Sé que muchos dudarán de lo que leen aquí. Yo también desconfiaba al escuchar, en ese entonces, las mismas ideas en boca del imbécil de Juan José Blackaller. Él era entonces agente del Ministerio Público, un vulgar cagatintas experto en sacar su tajada de tanto ir y venír por los laberintos de la procuración de justicia. Lo sé bien porque yo era su asistente. No es que me gustara el trabajo, pero acababa de graduarme y no eran tiempos fáciles: Salinas y Zedillo se culpaban entre sí por una crisis que parecía no tener fin; cada día se devaluaba más el peso, aumentaban los despidos, cerraban los negocios y el número de suicidios se multiplicaba. Se cumplía el primer aniversario de la muerte de Colosio y la televisión repetía las imágenes de la bala reventando la cabeza del priísta como si fuera una sandía. Otros muertos estaban aún frescos en la memoria colectiva: el cardenal Posadas Ocampo cosido a balazos en el aeropuerto de Guadalajara; Francisco Ruiz Massieu, cuñado del entonces presidente, con los ojos abiertos y cobijado por su propia sangre.
"Si quieres conocer a alguien -decía el puerco Blackaller-, fíjate en los detalles. Es allí donde se revelan las manías, los miedos, los vicios". Ahora sé que tenía razón. Todo cuenta una historia: ¿Cómo pasar por alto a una mujer que conduce un Mercedes y fuma sin filtro?

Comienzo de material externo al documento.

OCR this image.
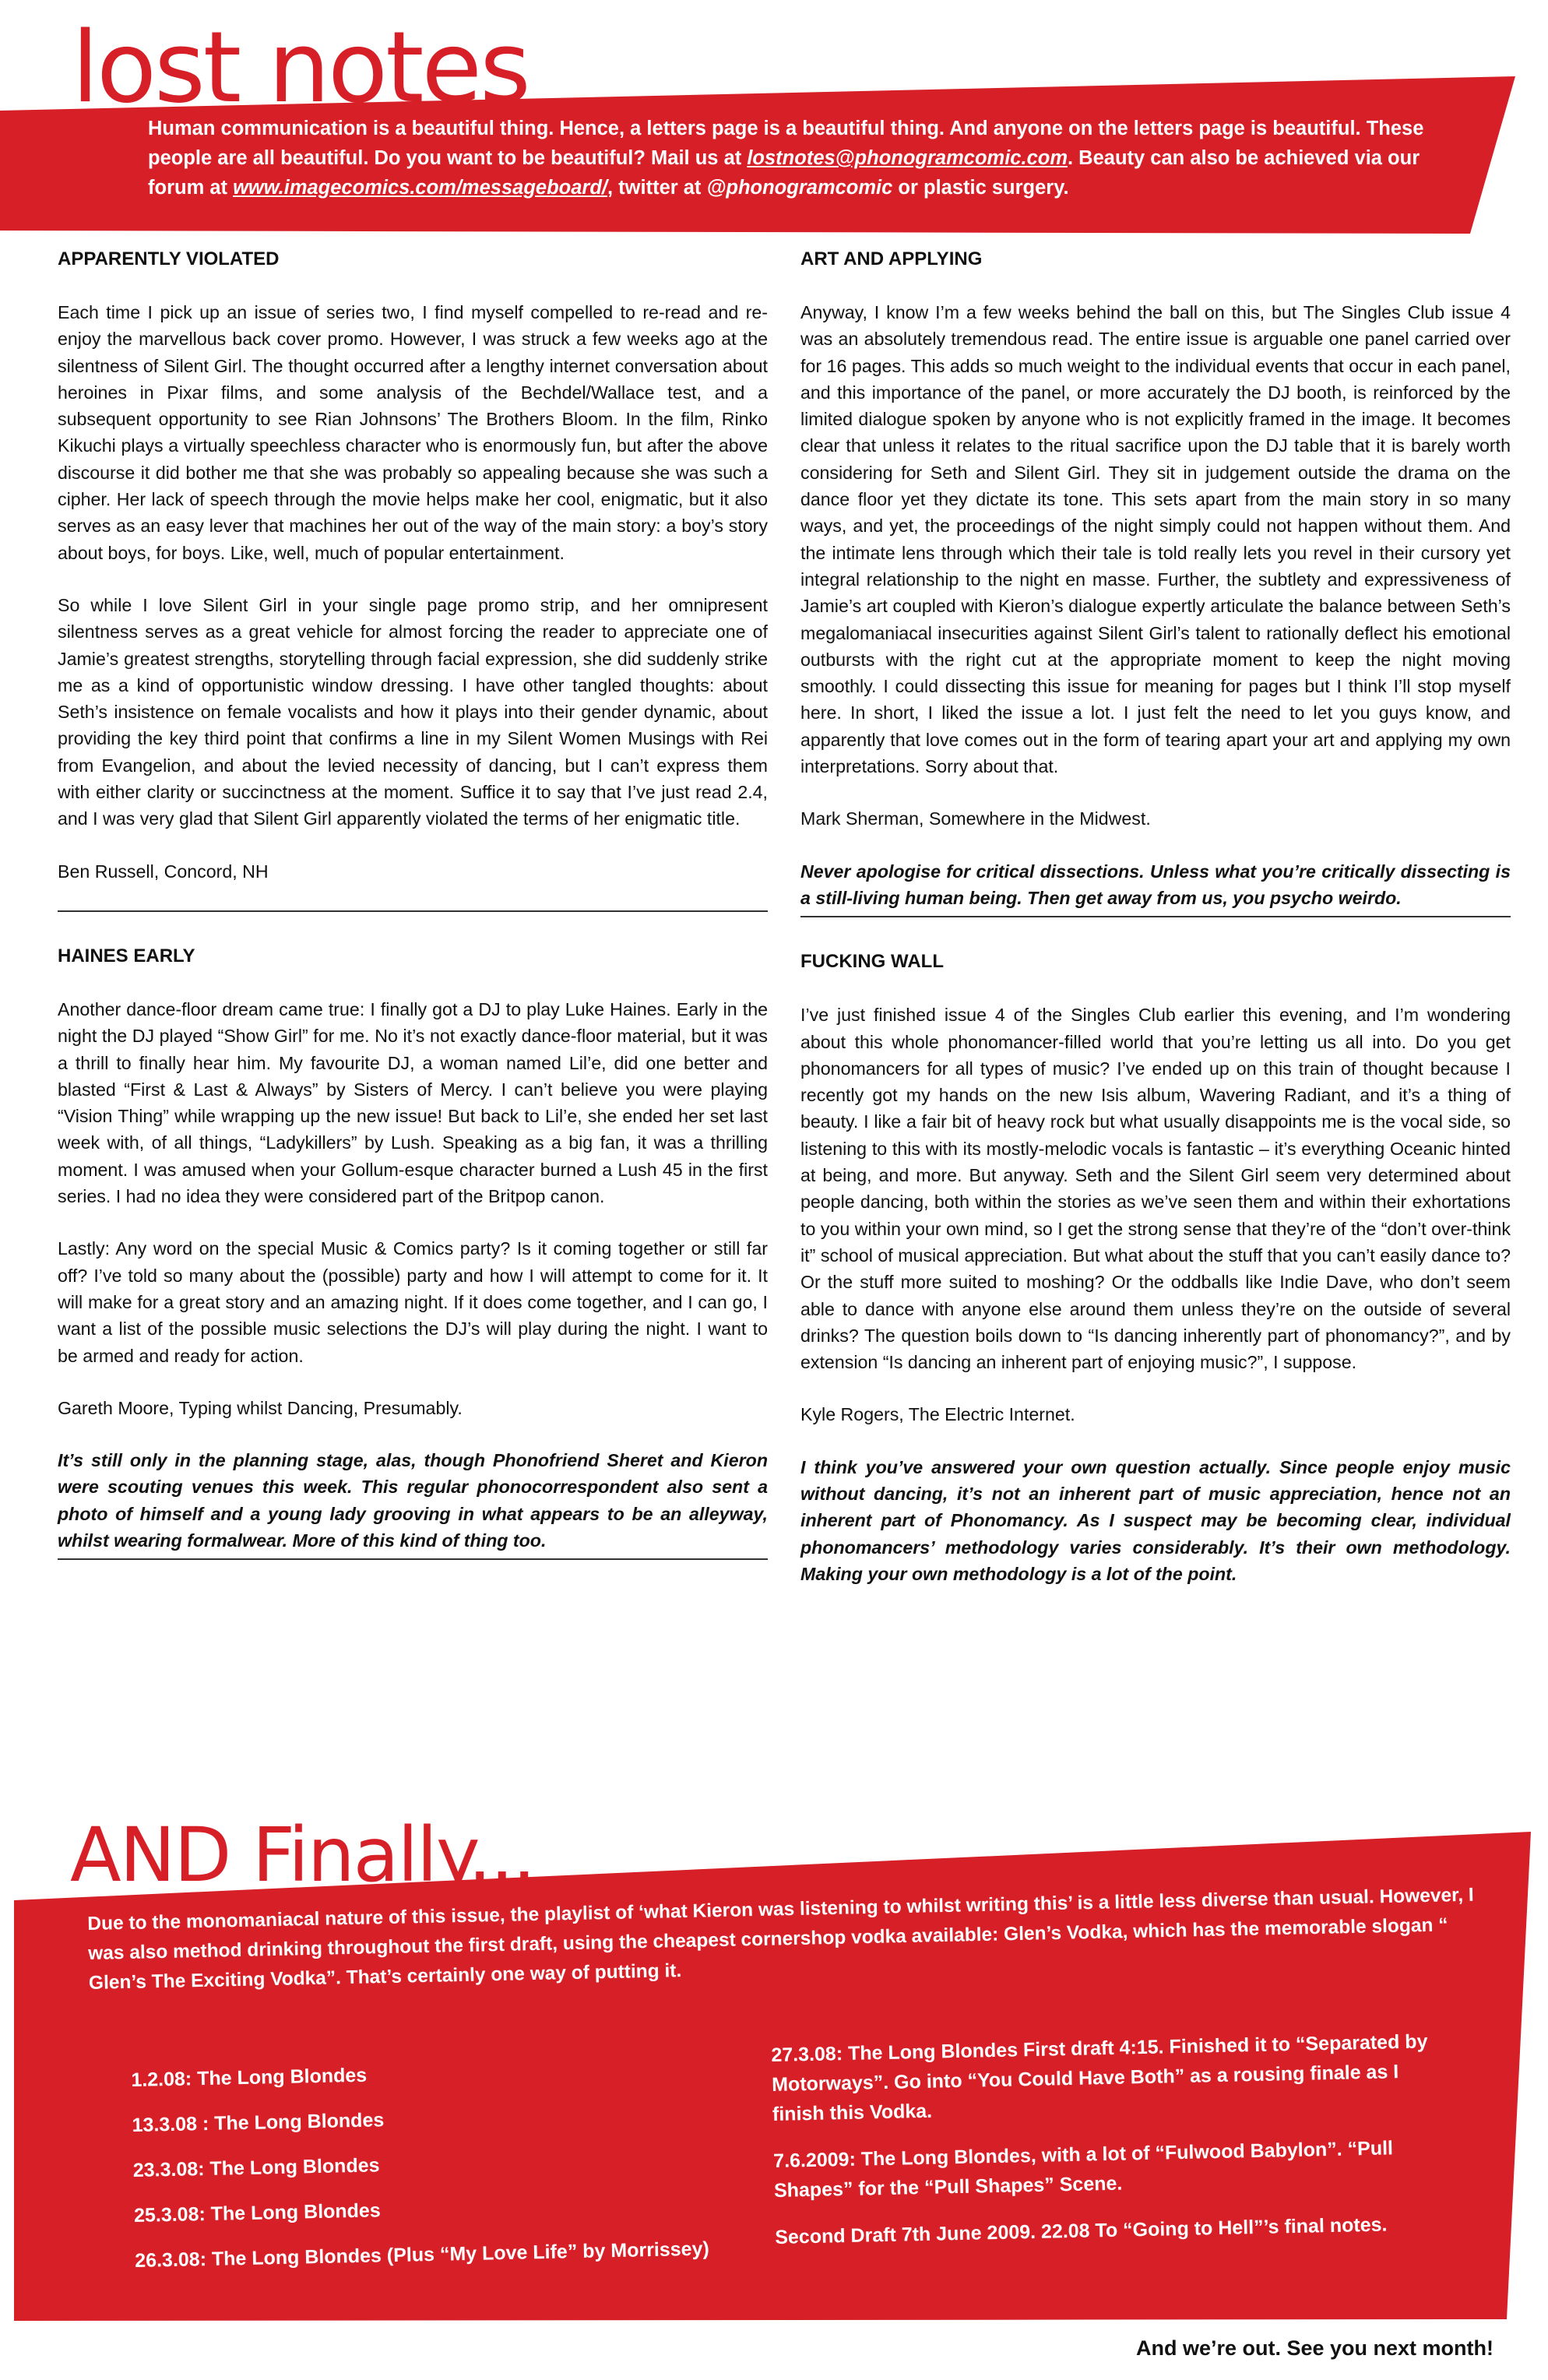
lost notes

Human communication is a beautiful thing. Hence, a letters page is a beautiful thing. And anyone on the letters page is beautiful. These people are all beautiful. Do you want to be beautiful? Mail us at lostnotes@phonogramcomic.com. Beauty can also be achieved via our forum at www.imagecomics.com/messageboard/, twitter at @phonogramcomic or plastic surgery.

APPARENTLY VIOLATED

Each time I pick up an issue of series two, I find myself compelled to re-read and re-enjoy the marvellous back cover promo. However, I was struck a few weeks ago at the silentness of Silent Girl. The thought occurred after a lengthy internet conversation about heroines in Pixar films, and some analysis of the Bechdel/Wallace test, and a subsequent opportunity to see Rian Johnsons’ The Brothers Bloom. In the film, Rinko Kikuchi plays a virtually speechless character who is enormously fun, but after the above discourse it did bother me that she was probably so appealing because she was such a cipher. Her lack of speech through the movie helps make her cool, enigmatic, but it also serves as an easy lever that machines her out of the way of the main story: a boy’s story about boys, for boys. Like, well, much of popular entertainment.

So while I love Silent Girl in your single page promo strip, and her omnipresent silentness serves as a great vehicle for almost forcing the reader to appreciate one of Jamie’s greatest strengths, storytelling through facial expression, she did suddenly strike me as a kind of opportunistic window dressing. I have other tangled thoughts: about Seth’s insistence on female vocalists and how it plays into their gender dynamic, about providing the key third point that confirms a line in my Silent Women Musings with Rei from Evangelion, and about the levied necessity of dancing, but I can’t express them with either clarity or succinctness at the moment. Suffice it to say that I’ve just read 2.4, and I was very glad that Silent Girl apparently violated the terms of her enigmatic title.

Ben Russell, Concord, NH

HAINES EARLY

Another dance-floor dream came true: I finally got a DJ to play Luke Haines. Early in the night the DJ played “Show Girl” for me. No it’s not exactly dance-floor material, but it was a thrill to finally hear him. My favourite DJ, a woman named Lil’e, did one better and blasted “First & Last & Always” by Sisters of Mercy. I can’t believe you were playing “Vision Thing” while wrapping up the new issue! But back to Lil’e, she ended her set last week with, of all things, “Ladykillers” by Lush. Speaking as a big fan, it was a thrilling moment. I was amused when your Gollum-esque character burned a Lush 45 in the first series. I had no idea they were considered part of the Britpop canon.

Lastly: Any word on the special Music & Comics party? Is it coming together or still far off? I’ve told so many about the (possible) party and how I will attempt to come for it. It will make for a great story and an amazing night. If it does come together, and I can go, I want a list of the possible music selections the DJ’s will play during the night. I want to be armed and ready for action.

Gareth Moore, Typing whilst Dancing, Presumably.

It’s still only in the planning stage, alas, though Phonofriend Sheret and Kieron were scouting venues this week. This regular phonocorrespondent also sent a photo of himself and a young lady grooving in what appears to be an alleyway, whilst wearing formalwear. More of this kind of thing too.

ART AND APPLYING

Anyway, I know I’m a few weeks behind the ball on this, but The Singles Club issue 4 was an absolutely tremendous read. The entire issue is arguable one panel carried over for 16 pages. This adds so much weight to the individual events that occur in each panel, and this importance of the panel, or more accurately the DJ booth, is reinforced by the limited dialogue spoken by anyone who is not explicitly framed in the image. It becomes clear that unless it relates to the ritual sacrifice upon the DJ table that it is barely worth considering for Seth and Silent Girl. They sit in judgement outside the drama on the dance floor yet they dictate its tone. This sets apart from the main story in so many ways, and yet, the proceedings of the night simply could not happen without them. And the intimate lens through which their tale is told really lets you revel in their cursory yet integral relationship to the night en masse. Further, the subtlety and expressiveness of Jamie’s art coupled with Kieron’s dialogue expertly articulate the balance between Seth’s megalomaniacal insecurities against Silent Girl’s talent to rationally deflect his emotional outbursts with the right cut at the appropriate moment to keep the night moving smoothly. I could dissecting this issue for meaning for pages but I think I’ll stop myself here. In short, I liked the issue a lot. I just felt the need to let you guys know, and apparently that love comes out in the form of tearing apart your art and applying my own interpretations. Sorry about that.

Mark Sherman, Somewhere in the Midwest.

Never apologise for critical dissections. Unless what you’re critically dissecting is a still-living human being. Then get away from us, you psycho weirdo.

FUCKING WALL

I’ve just finished issue 4 of the Singles Club earlier this evening, and I’m wondering about this whole phonomancer-filled world that you’re letting us all into. Do you get phonomancers for all types of music? I’ve ended up on this train of thought because I recently got my hands on the new Isis album, Wavering Radiant, and it’s a thing of beauty. I like a fair bit of heavy rock but what usually disappoints me is the vocal side, so listening to this with its mostly-melodic vocals is fantastic – it’s everything Oceanic hinted at being, and more. But anyway. Seth and the Silent Girl seem very determined about people dancing, both within the stories as we’ve seen them and within their exhortations to you within your own mind, so I get the strong sense that they’re of the “don’t over-think it” school of musical appreciation. But what about the stuff that you can’t easily dance to? Or the stuff more suited to moshing? Or the oddballs like Indie Dave, who don’t seem able to dance with anyone else around them unless they’re on the outside of several drinks? The question boils down to “Is dancing inherently part of phonomancy?”, and by extension “Is dancing an inherent part of enjoying music?”, I suppose.

Kyle Rogers, The Electric Internet.

I think you’ve answered your own question actually. Since people enjoy music without dancing, it’s not an inherent part of music appreciation, hence not an inherent part of Phonomancy. As I suspect may be becoming clear, individual phonomancers’ methodology varies considerably. It’s their own methodology. Making your own methodology is a lot of the point.

AND Finally...

Due to the monomaniacal nature of this issue, the playlist of ‘what Kieron was listening to whilst writing this’ is a little less diverse than usual. However, I was also method drinking throughout the first draft, using the cheapest cornershop vodka available: Glen’s Vodka, which has the memorable slogan “ Glen’s The Exciting Vodka”. That’s certainly one way of putting it.

1.2.08: The Long Blondes
13.3.08 : The Long Blondes
23.3.08: The Long Blondes
25.3.08: The Long Blondes
26.3.08: The Long Blondes (Plus “My Love Life” by Morrissey)
27.3.08: The Long Blondes First draft 4:15. Finished it to “Separated by Motorways”. Go into “You Could Have Both” as a rousing finale as I finish this Vodka.
7.6.2009: The Long Blondes, with a lot of “Fulwood Babylon”. “Pull Shapes” for the “Pull Shapes” Scene.
Second Draft 7th June 2009. 22.08 To “Going to Hell”’s final notes.

And we’re out. See you next month!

¿Cómo confiar en un médico que llena las recetas con delicada caligrafía de colegial? ¿Quién puede creer en un cura que prende el cirio con cerillos de motel? Vuelvo a la idea inicial: a veces asesino y víctima se atraen, se buscan incluso sin estar conscientes de ello. En esos casos, matar es sólo la reverencia final de una coreografía.
Si yo no podía entenderlo era porque jamás había sentido auténtica sed de asesinar. Aborrecía a mi abuela, es cierto, y a veces llegaba a imaginarla muerta con su cofia y su uniforme de enfermera, pero entre eso y convertirme en homicida había una distancia que creía insalvable. Matar es como bailar, es cierto, pero era imposible para mí comprenderlo aquella madrugada, cuando sonó el teléfono. Porque una llamada a las cuatro de la mañana es un fogonazo en una cloaca: ilumina cosas que nadie quiere ver (…)
Vicente Alfonso, Partitura para mujer muerta, Mondadori, 2007, págs 14-15.